People who are treated in this way are significantly more likely to self-harm or to commit suicide.

When this happens, the therapist’s first priority will be to come up with a story that casts him in a positive light, while destroying the credibility of the client. The client’s alleged personality disorder will be emphasised, she will be described as erratic, high risk, or ‘treatment resistant.’ It may be claimed that she had a plan, that she self-harmed or committed suicide deliberately to embarrass the therapist. So even after death or serious injury the client’s pain and loneliness and suffering count for nothing. According to the therapist, he is the victim, he is the one who has been inconvenienced. It’s all about him.

The therapist’s behaviour is typical of people who are sociopathic or narcissistic. It is not the client who has a personality disorder.

Let’s imagine that on the morning of the 29th of January a meeting is held at a psych unit somewhere in New Zealand. We need to call this meeting something, so I’ll call it a Malevolently Dysfunctional Team meeting, or MDT for short. Ruling over this particular MDT is a Dr Bastaard. There’s no such person of course.

There is a client at the meeting. She is an intelligent and capable young woman with good insight into her illness. She is also deeply distressed. She has written down her feelings of loss, of abandonment, of confusion and despair. She reads this to the team. She asks for help. None of them respond. Some of the team members smirk at one another. Dr Bastaard, who has been playing with his laptop computer while she speaks, does not look at her or acknowledge her. The meeting continues as if she did not exist.

Is there anyone at the meeting who should be speaking for the client? Perhaps, but they don’t. Is there anyone at the meeting who has a glimmer of care for the client? Perhaps, but any concern for her welfare is less important to them than the approval of their peers. So no one says anything. No one does anything.

These are mental health professionals. They know her feelings and state of mind – she has just told them. They know the impact and likely outcome of such utter rejection. If any harm comes to her after this meeting, it will not be because of an error in professional judgement, or even because of negligence. This is deliberate and culpable malice.

Imagine that during the day, friends who are concerned for the client ring the psych unit to ask that she be cared for, because she has talked about suicide.
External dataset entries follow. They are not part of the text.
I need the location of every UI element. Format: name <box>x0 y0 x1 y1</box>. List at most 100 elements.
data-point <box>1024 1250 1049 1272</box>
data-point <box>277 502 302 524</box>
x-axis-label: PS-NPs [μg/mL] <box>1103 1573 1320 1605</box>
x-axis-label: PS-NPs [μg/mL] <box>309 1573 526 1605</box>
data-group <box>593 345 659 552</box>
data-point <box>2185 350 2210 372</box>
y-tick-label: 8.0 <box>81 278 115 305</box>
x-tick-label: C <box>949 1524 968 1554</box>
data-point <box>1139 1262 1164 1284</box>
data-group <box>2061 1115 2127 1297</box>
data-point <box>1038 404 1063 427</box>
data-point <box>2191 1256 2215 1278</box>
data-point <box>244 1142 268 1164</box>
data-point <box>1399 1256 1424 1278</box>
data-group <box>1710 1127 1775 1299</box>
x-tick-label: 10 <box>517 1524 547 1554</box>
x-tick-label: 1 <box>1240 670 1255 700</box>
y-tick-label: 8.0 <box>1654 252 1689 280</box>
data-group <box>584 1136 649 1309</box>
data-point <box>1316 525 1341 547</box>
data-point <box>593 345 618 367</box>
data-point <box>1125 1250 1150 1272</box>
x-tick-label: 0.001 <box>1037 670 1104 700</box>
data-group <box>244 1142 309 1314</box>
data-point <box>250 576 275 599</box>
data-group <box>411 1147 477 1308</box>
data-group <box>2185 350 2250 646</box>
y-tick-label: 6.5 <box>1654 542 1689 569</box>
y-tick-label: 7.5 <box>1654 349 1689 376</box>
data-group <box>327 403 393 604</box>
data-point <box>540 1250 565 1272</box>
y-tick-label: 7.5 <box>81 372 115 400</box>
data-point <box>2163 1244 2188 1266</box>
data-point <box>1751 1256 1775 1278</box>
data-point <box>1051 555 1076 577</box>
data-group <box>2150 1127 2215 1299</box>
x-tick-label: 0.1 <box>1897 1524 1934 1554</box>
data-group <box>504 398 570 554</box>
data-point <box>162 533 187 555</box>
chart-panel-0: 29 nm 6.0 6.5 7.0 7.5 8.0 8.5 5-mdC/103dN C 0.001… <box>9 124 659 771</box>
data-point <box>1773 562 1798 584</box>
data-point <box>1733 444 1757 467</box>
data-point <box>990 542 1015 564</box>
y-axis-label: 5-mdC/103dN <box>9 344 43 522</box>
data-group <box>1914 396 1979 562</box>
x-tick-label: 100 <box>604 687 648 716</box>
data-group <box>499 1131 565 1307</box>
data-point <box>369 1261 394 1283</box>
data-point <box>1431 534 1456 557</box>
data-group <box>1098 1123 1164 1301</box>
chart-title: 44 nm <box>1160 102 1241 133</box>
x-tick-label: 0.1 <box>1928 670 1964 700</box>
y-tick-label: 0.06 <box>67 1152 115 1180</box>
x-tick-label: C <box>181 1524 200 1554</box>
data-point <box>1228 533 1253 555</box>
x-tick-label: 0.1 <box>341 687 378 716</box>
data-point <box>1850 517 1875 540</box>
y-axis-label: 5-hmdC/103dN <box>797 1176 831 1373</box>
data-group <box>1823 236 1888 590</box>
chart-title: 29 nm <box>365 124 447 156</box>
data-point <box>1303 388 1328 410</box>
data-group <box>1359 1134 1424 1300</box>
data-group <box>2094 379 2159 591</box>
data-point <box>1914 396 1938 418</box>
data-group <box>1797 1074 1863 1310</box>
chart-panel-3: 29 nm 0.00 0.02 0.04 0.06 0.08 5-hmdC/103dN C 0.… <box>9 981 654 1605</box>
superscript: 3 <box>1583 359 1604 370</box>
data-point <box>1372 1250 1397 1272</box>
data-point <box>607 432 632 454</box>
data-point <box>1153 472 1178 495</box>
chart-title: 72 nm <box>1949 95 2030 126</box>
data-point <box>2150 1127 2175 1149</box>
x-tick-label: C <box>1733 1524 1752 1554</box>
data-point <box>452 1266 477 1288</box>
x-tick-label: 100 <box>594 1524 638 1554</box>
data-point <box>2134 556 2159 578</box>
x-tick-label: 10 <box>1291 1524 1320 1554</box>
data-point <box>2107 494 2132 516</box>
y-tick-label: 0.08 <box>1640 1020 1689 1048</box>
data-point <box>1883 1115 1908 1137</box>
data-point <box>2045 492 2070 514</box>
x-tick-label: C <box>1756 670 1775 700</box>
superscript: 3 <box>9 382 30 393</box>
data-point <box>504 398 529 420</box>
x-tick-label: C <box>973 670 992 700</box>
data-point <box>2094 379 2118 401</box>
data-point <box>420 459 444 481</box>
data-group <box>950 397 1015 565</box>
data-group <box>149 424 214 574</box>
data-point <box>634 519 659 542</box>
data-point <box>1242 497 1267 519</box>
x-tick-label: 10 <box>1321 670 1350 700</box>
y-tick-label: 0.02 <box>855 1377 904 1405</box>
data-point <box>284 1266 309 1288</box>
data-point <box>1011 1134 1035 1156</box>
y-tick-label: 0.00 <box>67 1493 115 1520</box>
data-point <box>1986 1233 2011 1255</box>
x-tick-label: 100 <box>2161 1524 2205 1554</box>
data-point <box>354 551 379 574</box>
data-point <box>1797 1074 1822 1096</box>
Their concerns are dismissed. Imagine that another friend waits for an hour in a psychiatrist’s waiting room, so she can tell him that the client is despairing, in danger. Imagine that just before 5pm another friend rings the psych unit to check on the client and to make sure the staff are aware of her state of mind, that she is being watched carefully, only to be told that staff have no idea where she is.

Just after 5pm on Thursday 29th January, my beloved sister Amanda jumped from a fourth floor fire escape in a building at the Wanganui Hospital.

We intend to seek an enquiry into what happened to Amanda. There are lots of different kinds of enquiries. There’s the kind where staff get together and decide that really when all things are considered, they did OK, and issue a statement like this: We’re very sorry your loved one died because we were watching reruns of the Simpsons instead of doing our jobs. But heck, you know, everyone makes mistakes, these things happen sometimes, and it was probably her fault anyway, so please go away and stop bothering us.

We don’t want that kind of enquiry.

We want an enquiry that will make a difference, not just to Amanda, but to the delivery of Mental Health Services, and perhaps even a broader enquiry into the politics and culture of health care in Wanganui.

We have spoken to previous and current Mental Health Care clients and to former staff. We are gathering material to submit to the media, to the Minister for Health, and to ACC.